“Share a Coke”

The “Share a Coke” campaign has been one of the biggest advertising campaign successes. This is a campaign that started in Australia in 2011, and is something that has continued to grow and become a global sensation. This campaign took Coca-Cola from a brand that was stuck in a rut, into big sales volumes. Share a coke became a part of a series and ended up being a kind of global movement contributing to the social trend of self-expression.

The first commercial that came out for the “Share a Coke” was right before summer and it is demonstrating that sharing the Coke leads to summer fun, and more and more people getting involved and being together. It starts off with a girl buying a Coke for her and her friend from the cashier and as day goes on, more and more people buy their Coke from the cashier and go have fun together. At the end of the commercial the girl, offers the cashier a Coke with his name at the end of his work shift and they all go out together.

Share a Coke is a genius campaign put together by Coca-Cola Australia. The idea for the campaign stemming from one of their advertising agencies Ogilvy, and they originally were calling it “Project Connect”. This was something that was completely new and original not only for Coca-Cola, but for the industry as well. This idea made the brand a part of the audience’s identity, a part of their routine and their emotions. The creators of this campaign did not even expect the overwhelming amount of love for the campaign. This is something that no one else has done before. It is also something that could be seen as very risky. One of the concerns they had with the campaign had to do with the digital signage in Sydney asking people to text them the names they wanted to see on the screen. They knew people were going to take advantage of this opportunity and text in rude or profane words so they had to come up with a “block list” of words the sign could not display. The list worked very well and they didn’t get offensive words up on the screen that could potentially put the campaign and the company in a bad light.

This is something that no other company has done before, and this generation of people tends to like having brands be personalized to themselves. Anyway that you can make something personal to the consumer, they are more likely to see your brand positively. People loved being able to see their names on it, and be able to share the love with friends and family by giving a Coke with their name on it.

#ShareaCoke still being used 4 years later!

The response from the campaign was more than they expected. They ended up having, “Over a thousand names on our bottles, 998 million impressions on Twitter, 235,000 tweets from 111,000 fans using the #ShareaCoke hashtag, more than 150 million personalized bottles sold, over 730,000 glass bottles personalized via the e-commerce store, 17,000 virtual name bottles shared online across Europe, and 65 experiential stops on the Share a Coke tour.” They also did not expect to have the overwhelming emotional response that they did, but this is an example of when the public can shape an idea into something more. People were using this campaign to communicate with loved ones that they were missed. People are even still using the #ShareaCoke today, and this campaign started in 2011.

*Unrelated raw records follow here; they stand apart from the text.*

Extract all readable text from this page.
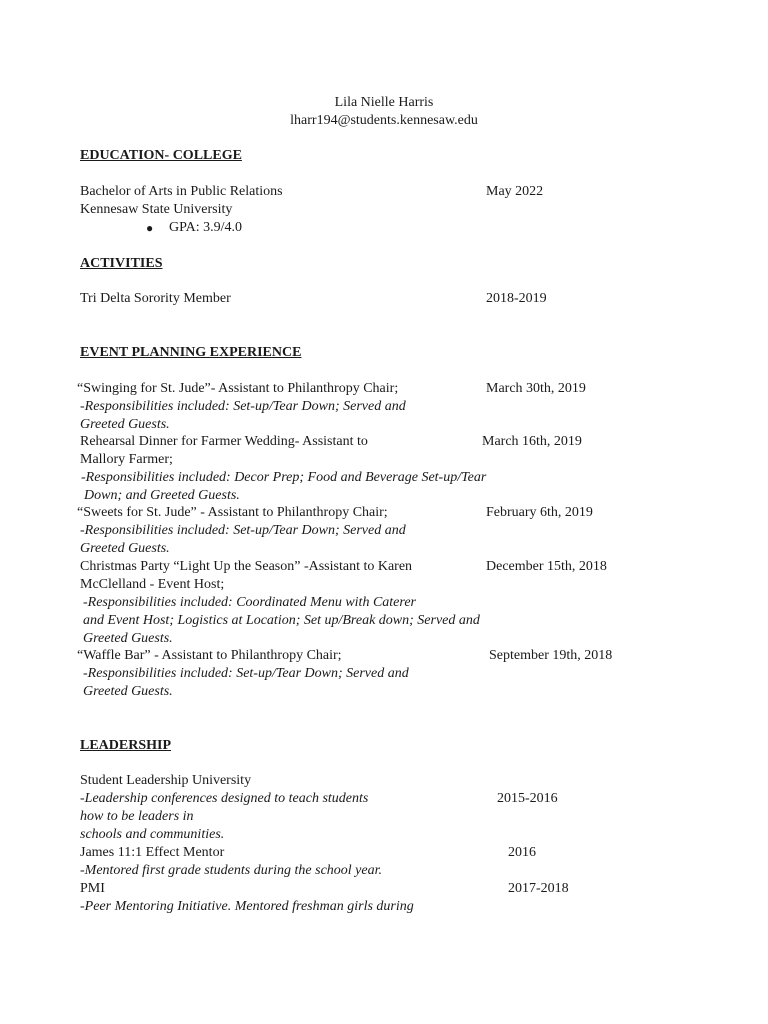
Lila Nielle Harris
lharr194@students.kennesaw.edu
EDUCATION- COLLEGE
Bachelor of Arts in Public Relations	May 2022
Kennesaw State University
● GPA: 3.9/4.0
ACTIVITIES
Tri Delta Sorority Member	2018-2019
EVENT PLANNING EXPERIENCE
“Swinging for St. Jude”- Assistant to Philanthropy Chair;	March 30th, 2019
-Responsibilities included: Set-up/Tear Down; Served and
Greeted Guests.
Rehearsal Dinner for Farmer Wedding- Assistant to	March 16th, 2019
Mallory Farmer;
-Responsibilities included: Decor Prep; Food and Beverage Set-up/Tear
Down; and Greeted Guests.
“Sweets for St. Jude” - Assistant to Philanthropy Chair;	February 6th, 2019
-Responsibilities included: Set-up/Tear Down; Served and
Greeted Guests.
Christmas Party “Light Up the Season” -Assistant to Karen	December 15th, 2018
McClelland - Event Host;
-Responsibilities included: Coordinated Menu with Caterer
and Event Host; Logistics at Location; Set up/Break down; Served and
Greeted Guests.
“Waffle Bar” - Assistant to Philanthropy Chair;	September 19th, 2018
-Responsibilities included: Set-up/Tear Down; Served and
Greeted Guests.
LEADERSHIP
Student Leadership University
-Leadership conferences designed to teach students	2015-2016
how to be leaders in
schools and communities.
James 11:1 Effect Mentor	2016
-Mentored first grade students during the school year.
PMI	2017-2018
-Peer Mentoring Initiative. Mentored freshman girls during
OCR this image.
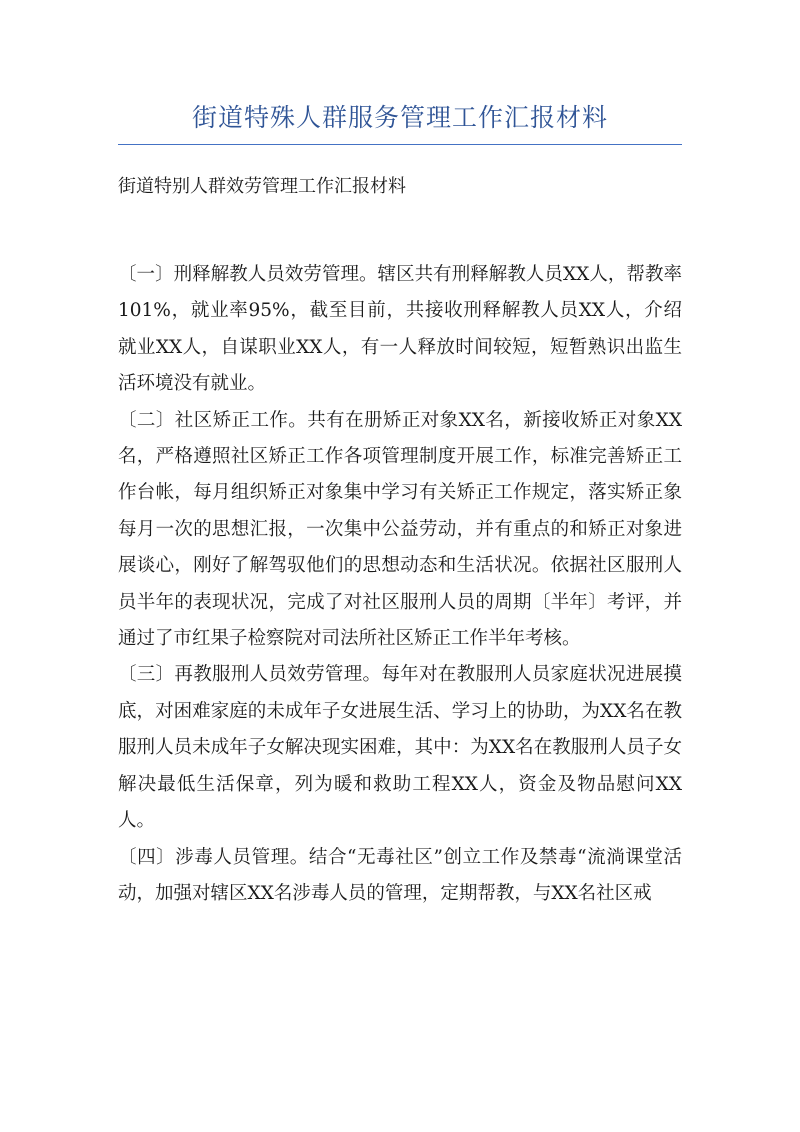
街道特殊人群服务管理工作汇报材料

街道特别人群效劳管理工作汇报材料

〔一〕刑释解教人员效劳管理。辖区共有刑释解教人员XX人，帮教率101%，就业率95%，截至目前，共接收刑释解教人员XX人，介绍就业XX人，自谋职业XX人，有一人释放时间较短，短暂熟识出监生活环境没有就业。

〔二〕社区矫正工作。共有在册矫正对象XX名，新接收矫正对象XX名，严格遵照社区矫正工作各项管理制度开展工作，标准完善矫正工作台帐，每月组织矫正对象集中学习有关矫正工作规定，落实矫正象每月一次的思想汇报，一次集中公益劳动，并有重点的和矫正对象进展谈心，刚好了解驾驭他们的思想动态和生活状况。依据社区服刑人员半年的表现状况，完成了对社区服刑人员的周期〔半年〕考评，并通过了市红果子检察院对司法所社区矫正工作半年考核。

〔三〕再教服刑人员效劳管理。每年对在教服刑人员家庭状况进展摸底，对困难家庭的未成年子女进展生活、学习上的协助，为XX名在教服刑人员未成年子女解决现实困难，其中：为XX名在教服刑人员子女解决最低生活保章，列为暖和救助工程XX人，资金及物品慰问XX人。

〔四〕涉毒人员管理。结合“无毒社区”创立工作及禁毒“流淌课堂活动，加强对辖区XX名涉毒人员的管理，定期帮教，与XX名社区戒
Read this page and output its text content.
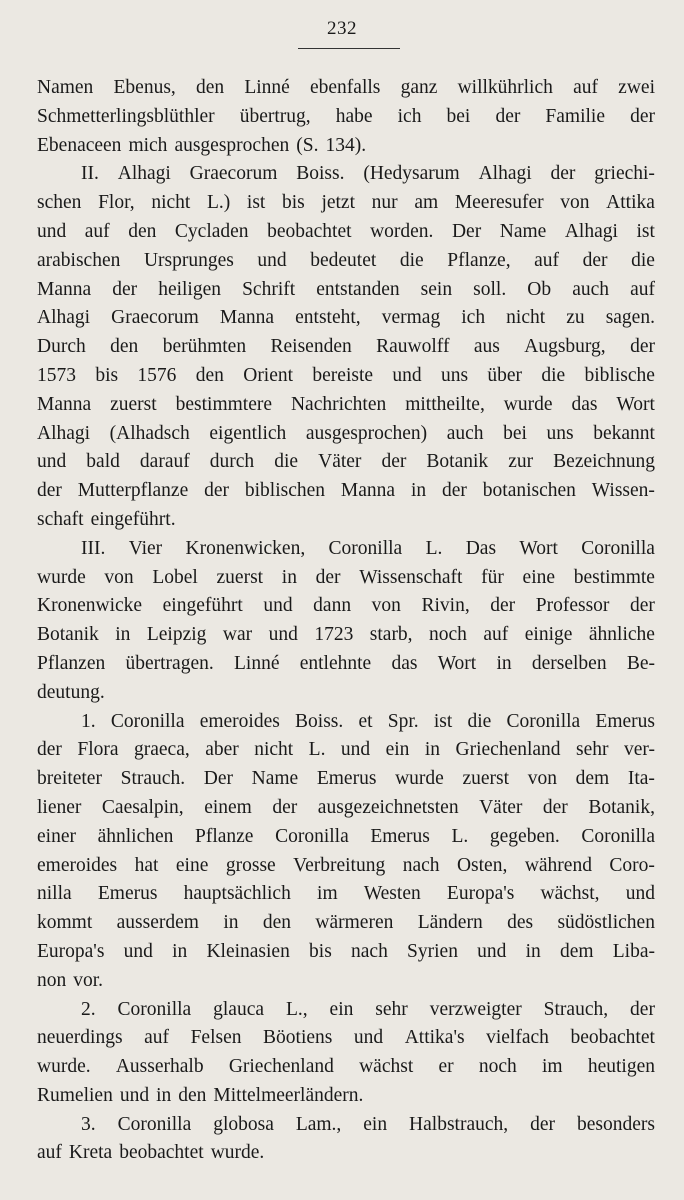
232
Namen Ebenus, den Linné ebenfalls ganz willkührlich auf zwei
Schmetterlingsblüthler übertrug, habe ich bei der Familie der
Ebenaceen mich ausgesprochen (S. 134).
II. Alhagi Graecorum Boiss. (Hedysarum Alhagi der griechi-
schen Flor, nicht L.) ist bis jetzt nur am Meeresufer von Attika
und auf den Cycladen beobachtet worden. Der Name Alhagi ist
arabischen Ursprunges und bedeutet die Pflanze, auf der die
Manna der heiligen Schrift entstanden sein soll. Ob auch auf
Alhagi Graecorum Manna entsteht, vermag ich nicht zu sagen.
Durch den berühmten Reisenden Rauwolff aus Augsburg, der
1573 bis 1576 den Orient bereiste und uns über die biblische
Manna zuerst bestimmtere Nachrichten mittheilte, wurde das Wort
Alhagi (Alhadsch eigentlich ausgesprochen) auch bei uns bekannt
und bald darauf durch die Väter der Botanik zur Bezeichnung
der Mutterpflanze der biblischen Manna in der botanischen Wissen-
schaft eingeführt.
III. Vier Kronenwicken, Coronilla L. Das Wort Coronilla
wurde von Lobel zuerst in der Wissenschaft für eine bestimmte
Kronenwicke eingeführt und dann von Rivin, der Professor der
Botanik in Leipzig war und 1723 starb, noch auf einige ähnliche
Pflanzen übertragen. Linné entlehnte das Wort in derselben Be-
deutung.
1. Coronilla emeroides Boiss. et Spr. ist die Coronilla Emerus
der Flora graeca, aber nicht L. und ein in Griechenland sehr ver-
breiteter Strauch. Der Name Emerus wurde zuerst von dem Ita-
liener Caesalpin, einem der ausgezeichnetsten Väter der Botanik,
einer ähnlichen Pflanze Coronilla Emerus L. gegeben. Coronilla
emeroides hat eine grosse Verbreitung nach Osten, während Coro-
nilla Emerus hauptsächlich im Westen Europa's wächst, und
kommt ausserdem in den wärmeren Ländern des südöstlichen
Europa's und in Kleinasien bis nach Syrien und in dem Liba-
non vor.
2. Coronilla glauca L., ein sehr verzweigter Strauch, der
neuerdings auf Felsen Böotiens und Attika's vielfach beobachtet
wurde. Ausserhalb Griechenland wächst er noch im heutigen
Rumelien und in den Mittelmeerländern.
3. Coronilla globosa Lam., ein Halbstrauch, der besonders
auf Kreta beobachtet wurde.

“Another surprise was that people were buying Cokes to show people they cared for that they missed them… from soldiers overseas in Afghanistan, to loved ones in hospital, to long-lost friends. We hadn’t really anticipated the packs being used in this emotionally powerful way. It was an example of how the public took the idea and shaped it themselves.” — Jeremy Rudge

This is a campaign that needs to be remembered, and if possible emulated. If companies can make their brands resonate with their audience on a personal level, the talk, and positive associate with that brand will be developed so much deeper than the often shallow reasoning’s people are drawn to particular brands.